Politics of the Like-Minded

Guest: Bill Bishop, Reporter, Austin American-Statesman Okey dokey, let’s try to understand why campaigns – especially this campaign – tends more toward hate and ridicule than toward reason.

First, we have to understand something about political demography. It’s this: We are increasingly unlikely to live among those who think differently than we do, especially when it comes to decisions about who should be president. We’ve been doing a hell of a lot of work here in Austin looking at presidential elections at the community levels since 1946. What we’ve found is that since the mid-1970s, communities have become increasingly politically homogenous.

(Anybody who wants to see the math or the details can write me – bbishop@statesman.com -- or go to www.statesman.com/greatdivide.)

Nothing evil about this. Our society has created great wealth and that wealth has given us many choices. One choice some of us have made is to live among those who are like-minded. This urge to do so is ancient.

It’s also tribal – as are our politics. We’ve not only moved to be among likeminded neighbors, but the parties have moved to represent social types more than ideas or issues. There was always a Bible Belt, for example. But only in the last 30 years has this social fact come to have political meaning. In that sense, political parties are more like tribes than groups for reasoned discussion or consistent advocacy. (See a great new book on the subject, Partisan Hearts and Minds.)
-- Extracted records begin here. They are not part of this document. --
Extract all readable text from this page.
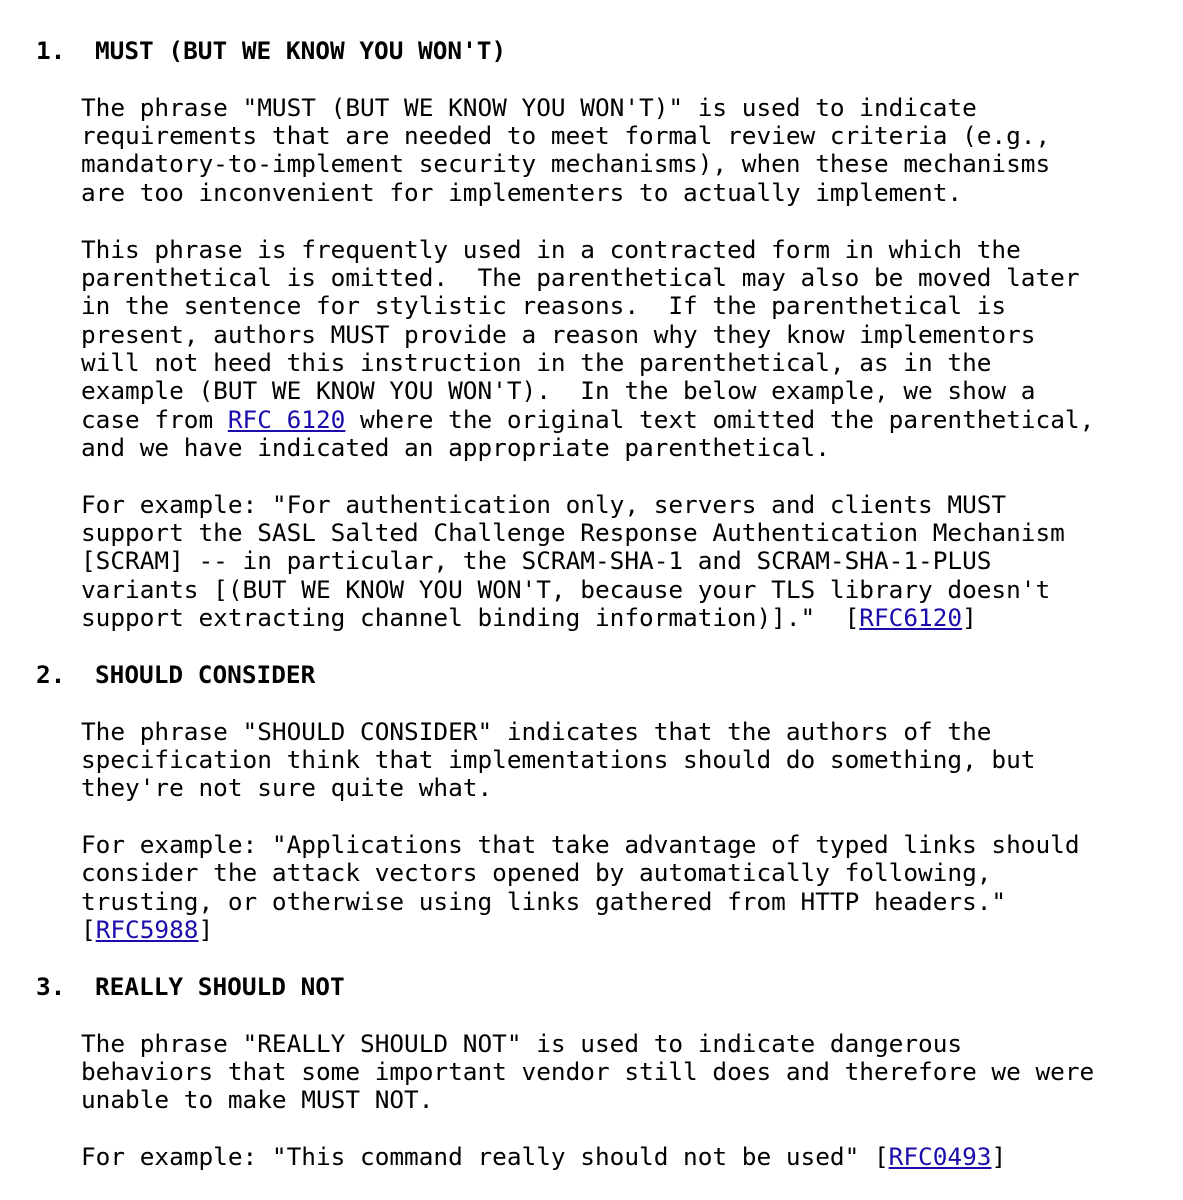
1. MUST (BUT WE KNOW YOU WON'T)
The phrase "MUST (BUT WE KNOW YOU WON'T)" is used to indicate
requirements that are needed to meet formal review criteria (e.g.,
mandatory-to-implement security mechanisms), when these mechanisms
are too inconvenient for implementers to actually implement.
This phrase is frequently used in a contracted form in which the
parenthetical is omitted.  The parenthetical may also be moved later
in the sentence for stylistic reasons.  If the parenthetical is
present, authors MUST provide a reason why they know implementors
will not heed this instruction in the parenthetical, as in the
example (BUT WE KNOW YOU WON'T).  In the below example, we show a
case from RFC 6120 where the original text omitted the parenthetical,
and we have indicated an appropriate parenthetical.
For example: "For authentication only, servers and clients MUST
support the SASL Salted Challenge Response Authentication Mechanism
[SCRAM] -- in particular, the SCRAM-SHA-1 and SCRAM-SHA-1-PLUS
variants [(BUT WE KNOW YOU WON'T, because your TLS library doesn't
support extracting channel binding information)]."  [RFC6120]
2. SHOULD CONSIDER
The phrase "SHOULD CONSIDER" indicates that the authors of the
specification think that implementations should do something, but
they're not sure quite what.
For example: "Applications that take advantage of typed links should
consider the attack vectors opened by automatically following,
trusting, or otherwise using links gathered from HTTP headers."
[RFC5988]
3. REALLY SHOULD NOT
The phrase "REALLY SHOULD NOT" is used to indicate dangerous
behaviors that some important vendor still does and therefore we were
unable to make MUST NOT.
For example: "This command really should not be used" [RFC0493]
So we have increasingly isolated social groups and we have political parties that increasingly align with them. Bad combination. Political writer Stuart Rothenberg told us:

"When you start chopping up an electorate narrowly and narrowcasting messages to them, you create smaller societies that see themselves as separate. It destroys the sense of community and common interests and values. It makes it a lot easier to see your opponent in caricature terms, as not entirely patriotic or caring about old people. Each party uses these ridiculous stereotypes. . . . That does fit with an electorate and a country that is increasingly fractured."

Now, if we lived in politically competitive communities, turnout would be higher. (David Campbell at Notre Dame has found this to be true.) But we don’t. So we use an even more powerful political device to get out the vote: hate.

With fewer undecided votes and an isolated electorate, turnout is key. And the way to turn out voters is by pissing them off. Social scientists have persistently found that turnout among those who feel partisanly Republican or Democratic is higher than for those who consider themselves independents. And Ohio State University political psychologist Jon Krosnick has said that turnout is highest when voters "like one candidate and hate another."

So there we are. Or, here we are. People are grouping into likeminded groups. (The most politically homogenous institution – Democrat AND Republican – is the local church.) These likeminded groups are talking themselves into more extreme positions.

The parties are responding to this social fact of political life. And they are using the most powerful tools they can find to increase turnout in an election where turnout will determine the winner.

There you have it, and there is no immediate way out.